Aquella Venezuela pobre, con una clase media sólidamente estructurada; aquella Venezuela que era, a la vez, de oportunidades e injusticias, de contradicciones y ámbitos de excelencia; aquella Venezuela que preservaba un estatuto de dignidad, a pesar de las indiscutibles y evidentes inequidades; aquella Venezuela pobre ha derivado en una nación de miserias, en una nación de ruinas y desaparición de las oportunidades de progreso.

El régimen de Chávez y Maduro no se conformó con destruir los beneficios, los indicadores sociales positivos y los bienes que la sociedad había logrado construir entre 1920 y 2000: también condujo la pobreza a escenas quizás comparables con las que se produjeron en las zonas rurales durante las guerras del siglo XIX. Los pobres fueron empujados a situaciones de total despojamiento; la clase media, prácticamente ha desaparecido; las empresas han sido arrasadas; las instituciones del sector público son hoy, desde todo punto de vista, entidades ruinosas, perversamente politizadas, corruptas, absolutamente ajenas al interés de los ciudadanos.

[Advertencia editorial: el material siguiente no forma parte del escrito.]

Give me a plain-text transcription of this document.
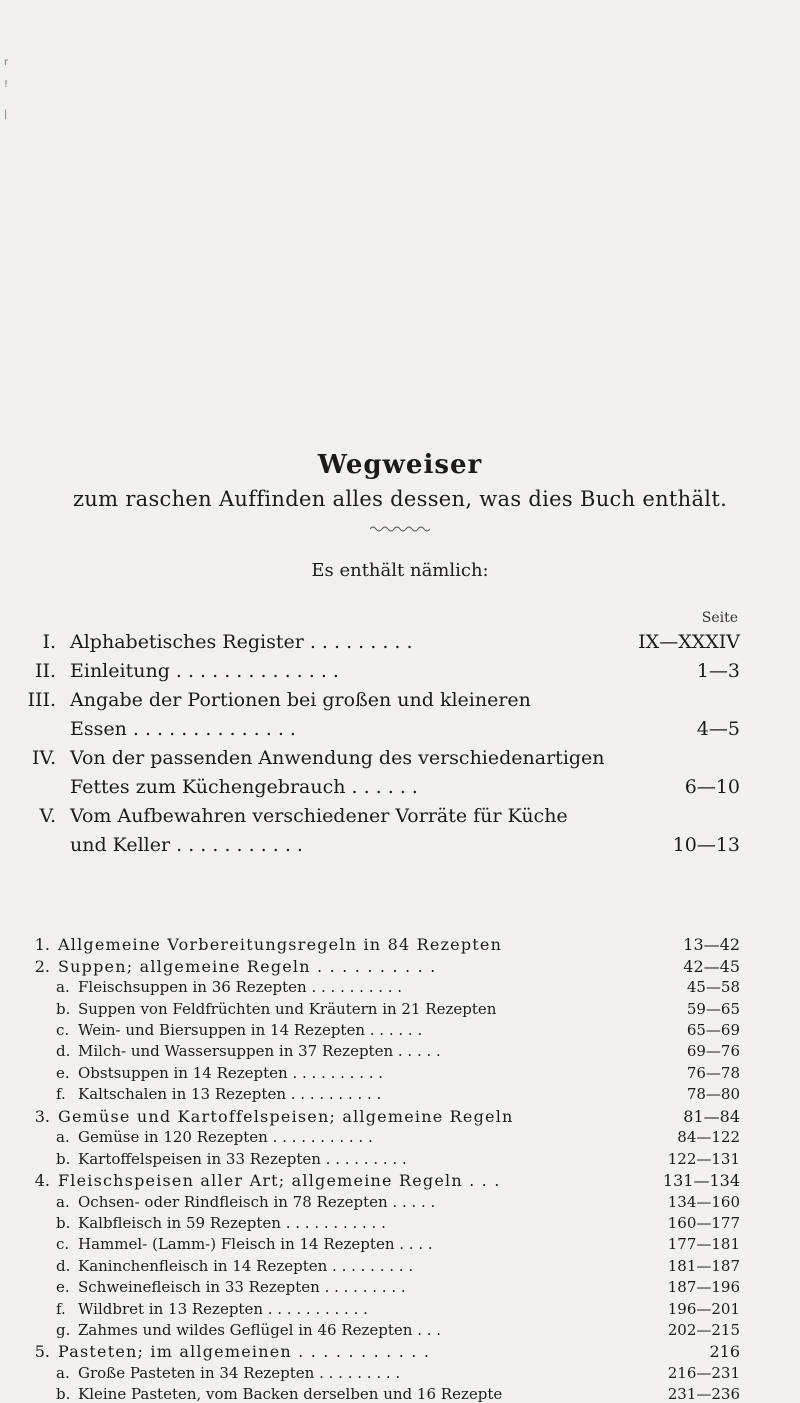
r
!
|
Wegweiser
zum raschen Auffinden alles dessen, was dies Buch enthält.
Es enthält nämlich:
Seite
I. Alphabetisches Register . . . . . . . . .	IX—XXXIV
II. Einleitung . . . . . . . . . . . . . .	1—3
III. Angabe der Portionen bei großen und kleineren
Essen . . . . . . . . . . . . . .	4—5
IV. Von der passenden Anwendung des verschiedenartigen
Fettes zum Küchengebrauch . . . . . .	6—10
V. Vom Aufbewahren verschiedener Vorräte für Küche
und Keller . . . . . . . . . . .	10—13
1. Allgemeine Vorbereitungsregeln in 84 Rezepten	13—42
2. Suppen; allgemeine Regeln . . . . . . . . . .	42—45
a. Fleischsuppen in 36 Rezepten . . . . . . . . . .	45—58
b. Suppen von Feldfrüchten und Kräutern in 21 Rezepten	59—65
c. Wein- und Biersuppen in 14 Rezepten . . . . . .	65—69
d. Milch- und Wassersuppen in 37 Rezepten . . . . .	69—76
e. Obstsuppen in 14 Rezepten . . . . . . . . . .	76—78
f. Kaltschalen in 13 Rezepten . . . . . . . . . .	78—80
3. Gemüse und Kartoffelspeisen; allgemeine Regeln	81—84
a. Gemüse in 120 Rezepten . . . . . . . . . . .	84—122
b. Kartoffelspeisen in 33 Rezepten . . . . . . . . .	122—131
4. Fleischspeisen aller Art; allgemeine Regeln . . .	131—134
a. Ochsen- oder Rindfleisch in 78 Rezepten . . . . .	134—160
b. Kalbfleisch in 59 Rezepten . . . . . . . . . . .	160—177
c. Hammel- (Lamm-) Fleisch in 14 Rezepten . . . .	177—181
d. Kaninchenfleisch in 14 Rezepten . . . . . . . . .	181—187
e. Schweinefleisch in 33 Rezepten . . . . . . . . .	187—196
f. Wildbret in 13 Rezepten . . . . . . . . . . .	196—201
g. Zahmes und wildes Geflügel in 46 Rezepten . . .	202—215
5. Pasteten; im allgemeinen . . . . . . . . . . .	216
a. Große Pasteten in 34 Rezepten . . . . . . . . .	216—231
b. Kleine Pasteten, vom Backen derselben und 16 Rezepte	231—236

En el país de las miserias, las personas han perdido entre 8 y 10 kilos de peso como promedio. Viven sitiados por el hambre, las enfermedades, el desempleo y bandas de delincuentes y grupos fuera de la ley como los colectivos y la FAES. Escenas dantescas, como el consumo de animales domésticos o robados de los zoológicos; niños y ancianos que mueren de hambre en sus casas sin ningún apoyo o asistencia; madres y padres de familia que hurgan en los basureros en busca de algún alimento para sus hijos; personas hospitalizadas, de todas las edades y condición social, que mueren a diario sin recibir tratamiento o medicamentos; cientos de miles de familias que destruyen su entorno natural en busca de leña, porque en el país que producía 3,2 millones de barriles de petróleo al día en 1998, no hay gas, ni gasolina, ni diésel, ni kerosén ni tampoco electricidad con la que cocinar.

No solo hay testimonios que provienen de todas las regiones venezolanas. No solo hay llamados desesperados de organizaciones religiosas y de ONG que luchan por aminorar estos padecimientos. No solo hay estudios, como la Encovi y otros, que ponen en claro la magnitud y extensión de la miseria venezolana. Se trata de un clamor nacional. Absoluto y constante grito de la sociedad entera, que no tiene ninguna respuesta por parte del poder. O sí. Tiene una. Solo una: apresar y enjuiciar a las organizaciones que prestan ayuda a las personas que viven en condiciones de hambre extrema. Porque de eso trata la política de Maduro en contra del hambre: en liquidar los últimos resquicios de ayuda que reciben los hambrientos.